Genfer Gipfel gescheitert

Nachdem die Präsidenten Syriens und der USA, Assad und Clinton, bei ihrem Gipfel in Genf keinen Durchbrucherzielen konnten, machen sich Israel und Syrien gegenseitig für das Scheitern der Verhandlungen verantwortlich

von KARIM El-GAWHARY

Es war womöglich die vorerst letzte Chance, sich mit Hilfe der USA einem syrisch-israelischen Abkommen zu nähern. Denn schon bald wird das offizielle Amerika im Wahlkampf nur noch Nabelschau betreiben. Doch Sonntagnacht ist diese Chance in Genf gescheitert. Dort war US-Präsident Bill Clinton mit seinem syrischen Amtskollegen Hafis al-Assad in Genf zusammengetroffen. Vier Stunden saßen die beiden zusammen. Mehrmals telefonierte Clinton zwischendurch mit dem israelischen Ministerpräsidenten Ehud Barak.

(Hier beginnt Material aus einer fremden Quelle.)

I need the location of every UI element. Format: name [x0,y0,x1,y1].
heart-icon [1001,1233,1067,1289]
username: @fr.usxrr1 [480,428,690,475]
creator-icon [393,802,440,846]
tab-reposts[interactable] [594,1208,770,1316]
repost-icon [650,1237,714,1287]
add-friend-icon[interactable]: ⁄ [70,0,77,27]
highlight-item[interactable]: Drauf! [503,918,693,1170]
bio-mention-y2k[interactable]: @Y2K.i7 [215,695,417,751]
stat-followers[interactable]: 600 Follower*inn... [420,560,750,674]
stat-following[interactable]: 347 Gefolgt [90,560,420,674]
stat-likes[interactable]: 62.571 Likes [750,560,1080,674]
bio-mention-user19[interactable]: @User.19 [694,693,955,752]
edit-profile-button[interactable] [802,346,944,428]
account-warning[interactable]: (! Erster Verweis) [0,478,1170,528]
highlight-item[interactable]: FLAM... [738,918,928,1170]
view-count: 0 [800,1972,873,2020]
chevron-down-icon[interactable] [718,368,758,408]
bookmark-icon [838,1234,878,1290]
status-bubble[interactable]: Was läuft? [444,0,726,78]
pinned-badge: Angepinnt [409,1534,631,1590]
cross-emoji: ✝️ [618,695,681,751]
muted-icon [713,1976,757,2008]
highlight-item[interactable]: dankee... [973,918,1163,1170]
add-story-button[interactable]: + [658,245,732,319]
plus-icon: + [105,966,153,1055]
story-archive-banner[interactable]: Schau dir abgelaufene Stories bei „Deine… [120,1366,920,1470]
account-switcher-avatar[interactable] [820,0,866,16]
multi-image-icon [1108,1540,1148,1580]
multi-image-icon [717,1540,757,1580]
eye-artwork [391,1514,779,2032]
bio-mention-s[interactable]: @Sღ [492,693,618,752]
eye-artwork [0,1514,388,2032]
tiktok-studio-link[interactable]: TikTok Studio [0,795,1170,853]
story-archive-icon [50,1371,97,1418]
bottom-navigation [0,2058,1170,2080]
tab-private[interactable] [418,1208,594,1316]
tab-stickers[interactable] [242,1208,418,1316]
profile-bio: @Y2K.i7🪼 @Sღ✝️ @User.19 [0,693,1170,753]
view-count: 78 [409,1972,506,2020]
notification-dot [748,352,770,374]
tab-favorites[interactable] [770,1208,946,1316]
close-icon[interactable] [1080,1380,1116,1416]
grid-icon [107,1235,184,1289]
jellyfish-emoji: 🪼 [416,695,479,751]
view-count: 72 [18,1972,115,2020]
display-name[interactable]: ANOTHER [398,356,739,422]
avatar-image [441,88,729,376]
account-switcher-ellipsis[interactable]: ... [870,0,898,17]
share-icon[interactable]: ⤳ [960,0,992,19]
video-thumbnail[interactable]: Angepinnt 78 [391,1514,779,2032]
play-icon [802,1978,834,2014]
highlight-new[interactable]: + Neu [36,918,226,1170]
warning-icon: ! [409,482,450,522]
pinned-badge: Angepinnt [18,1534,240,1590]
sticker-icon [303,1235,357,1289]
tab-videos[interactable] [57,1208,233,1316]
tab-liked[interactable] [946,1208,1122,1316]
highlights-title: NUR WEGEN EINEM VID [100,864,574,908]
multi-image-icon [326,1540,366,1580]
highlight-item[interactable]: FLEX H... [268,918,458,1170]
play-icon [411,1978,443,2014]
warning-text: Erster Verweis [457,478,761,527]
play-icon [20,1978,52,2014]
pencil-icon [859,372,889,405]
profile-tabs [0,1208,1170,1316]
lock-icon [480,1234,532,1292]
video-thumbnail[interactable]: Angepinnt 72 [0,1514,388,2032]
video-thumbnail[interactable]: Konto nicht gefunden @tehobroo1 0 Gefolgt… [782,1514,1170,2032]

Weiter unüberbrückbareDifferenzen

Das offizielle Ergebnis klingt ernüchternd: „Bei den entscheidenden Unterschieden ist man sich nicht näher gekommen“, wie es Clintons Sprecher Joe Lockhart anschließend vor der Presse zusammenfasste. Eine Neuaufnahme der syrisch-israelischen Gespräche sei nicht in Sicht.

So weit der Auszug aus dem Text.